🗓 2024年11月16日
吉海 直人
「リンゴ」にちなんだお話をします。「リンゴ」は、私たち日本人の生活においては普通にある果物なので、あまり意識したことはないかと思います。しかし「リンゴ」は、決して古くから日本にあった果物ではありません。「林檎」と漢字で書くことから、もとは中国原産の果実だったことが察せられます。
それが古く日本に輸入されたようで、俗に「和林檎」と称される実の小さいものがあります。ですがあまりおいしいものではなかったようで、食用果実としては取り上げられていません。そのためか、古典文学にも「リンゴ」はほとんど登場していません。平安朝の貴族は、誰も「リンゴ」を食べていなかったのです。
日本人が「リンゴ」を果物として食べるようになったのは、下って明治以降になってからのことです。一説によると、明治7年にアメリカ産のおいしい「西洋リンゴ」の苗がキリスト教の宣教師達の手によって弘前(青森県)に植えられてから、東北・北海道を中心に急速に栽培が広まったとされています。
もっとも私が子供の頃に食べた「リンゴ」は、今と比べるとずっと酸っぱいものでした。「リンゴ」は酸っぱい果物だったのです。現在では品種の改良が進み、大きくて甘い密入りの「リンゴ」が日本の特産品として生産され、世界中の人々に食されています。
ところで、みなさんは「リンゴ」という言葉から何を連想しますか。万有引力を発見したニュートンですか、弓の名手ウイリアムテルの逸話ですか、それとも「毒リンゴ」を食べた白雪姫ですか。現代の若い人はアップル社(マッキントッシュ)かもしれませんね。一度徹底的に「リンゴ」が登場する文学作品を洗い出してみるのもいいかと思います。

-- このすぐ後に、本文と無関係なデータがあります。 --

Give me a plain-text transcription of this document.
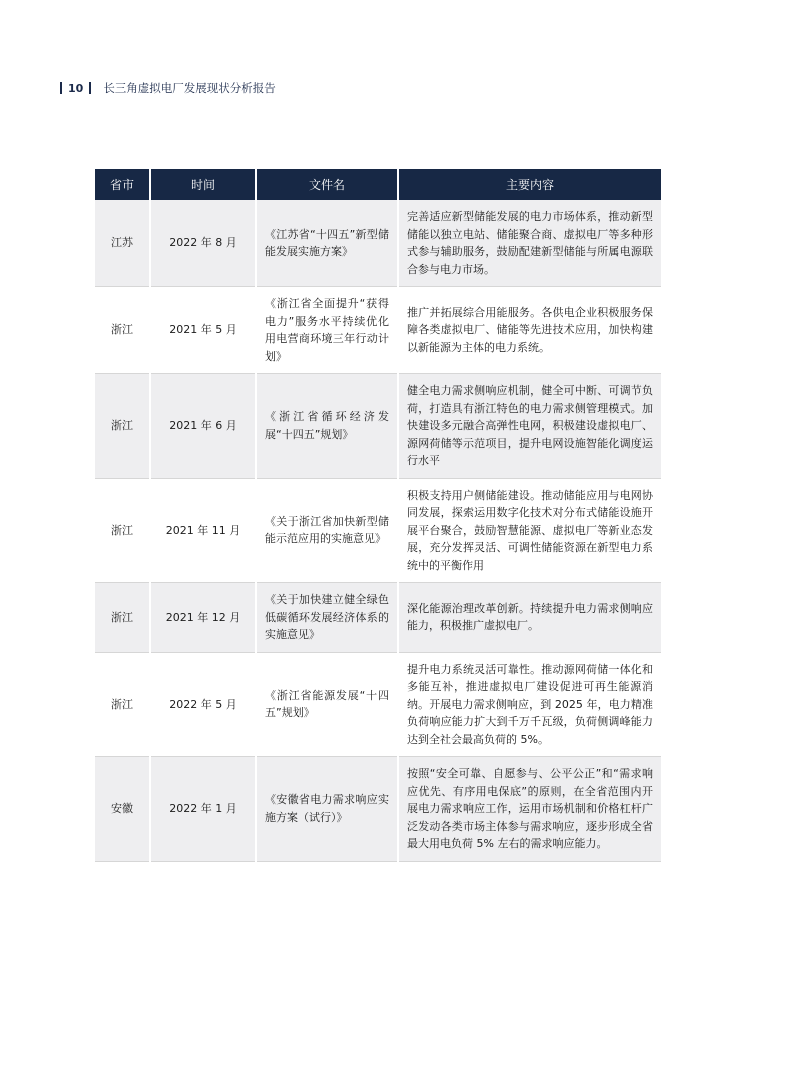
10 长三角虚拟电厂发展现状分析报告
省市	时间	文件名	主要内容
江苏	2022 年 8 月	《江苏省“十四五”新型储能发展实施方案》	完善适应新型储能发展的电力市场体系，推动新型储能以独立电站、储能聚合商、虚拟电厂等多种形式参与辅助服务，鼓励配建新型储能与所属电源联合参与电力市场。
浙江	2021 年 5 月	《浙江省全面提升“获得电力”服务水平持续优化用电营商环境三年行动计划》	推广并拓展综合用能服务。各供电企业积极服务保障各类虚拟电厂、储能等先进技术应用，加快构建以新能源为主体的电力系统。
浙江	2021 年 6 月	《浙江省循环经济发展“十四五”规划》	健全电力需求侧响应机制，健全可中断、可调节负荷，打造具有浙江特色的电力需求侧管理模式。加快建设多元融合高弹性电网，积极建设虚拟电厂、源网荷储等示范项目，提升电网设施智能化调度运行水平
浙江	2021 年 11 月	《关于浙江省加快新型储能示范应用的实施意见》	积极支持用户侧储能建设。推动储能应用与电网协同发展，探索运用数字化技术对分布式储能设施开展平台聚合，鼓励智慧能源、虚拟电厂等新业态发展，充分发挥灵活、可调性储能资源在新型电力系统中的平衡作用
浙江	2021 年 12 月	《关于加快建立健全绿色低碳循环发展经济体系的实施意见》	深化能源治理改革创新。持续提升电力需求侧响应能力，积极推广虚拟电厂。
浙江	2022 年 5 月	《浙江省能源发展“十四五”规划》	提升电力系统灵活可靠性。推动源网荷储一体化和多能互补，推进虚拟电厂建设促进可再生能源消纳。开展电力需求侧响应，到 2025 年，电力精准负荷响应能力扩大到千万千瓦级，负荷侧调峰能力达到全社会最高负荷的 5%。
安徽	2022 年 1 月	《安徽省电力需求响应实施方案（试行）》	按照“安全可靠、自愿参与、公平公正”和“需求响应优先、有序用电保底”的原则，在全省范围内开展电力需求响应工作，运用市场机制和价格杠杆广泛发动各类市场主体参与需求响应，逐步形成全省最大用电负荷 5% 左右的需求响应能力。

聖書との関連では、アダムとイヴの食べた果物を思い浮かべます。ところが旧約聖書の創世記には、「リンゴ」という言葉は一切見当たりません。皆さんが持っている新共同訳ですと3頁の2章17節ですが、抽象的に「善悪の知識の木」とあるだけで、具体的な植物名は明記されていません。この点については多くの人が、おそらくクリスチャンでさえも誤解しているようです。
もちろん「リンゴ」は、聖書の他の箇所、例えば雅歌の中で、葡萄と共に愛の象徴として用いられていますが、それも必ずしも「リンゴ」というわけではなく、あんずであるという説もあります。いずれにしてもアダムとイヴの話に、肝心の「リンゴ」は全く出てこないのです。
というのも、ご承知のように「リンゴ」は寒いところで育つ木だからです。これが今のように「リンゴ」に固定されたのは、1667年に刊行されたミルトンの『失楽園』からだとされています。『失楽園』というと、今の若いみなさんは渡辺淳一の小説や映画を思い浮かべるかもしれません。しかしながら世界的な文学としては、もちろんミルトンの方が断然有名です。そのミルトンの『失楽園』が世界中に広められたことによって、いつしか聖書の「善悪の知識の木」が「リンゴ」に誤認・特定されていったのです。
『失楽園』の最初の日本語訳は、明治36年に『失楽園物語』として繁野天来氏によって刊行されています。最初の日本語訳を見ると、「彼等をして禁制の林檎の実を味はしめしに」と、はっきり「林檎」と記されていました。それに関連して、みなさんは「アダムズアップル」という言葉を聞いたことがありますよね。イヴはかじった「リンゴ」を呑み込んでしまったのに、アダムは「リンゴ」を飲み込めず、喉に詰まらせてしまいました。それが男性の喉にある「喉ぼとけ」(アダムズアップル)の由来ですが、なんとなく男性の小心さを物語っているようで、私は気に入っています。
今回は果物の「リンゴ」について、聖書ではアダムとイヴの食べた果物とは特定されていなかったのに、ミルトンの『失楽園』という作品における二次解釈によって、それが「リンゴ」に特定(限定)されていることを紹介しました。私たちが単純に聖書に書いてあると思い込んでいることが、案外聖書以外の知識によって誤読されていることもあるのです。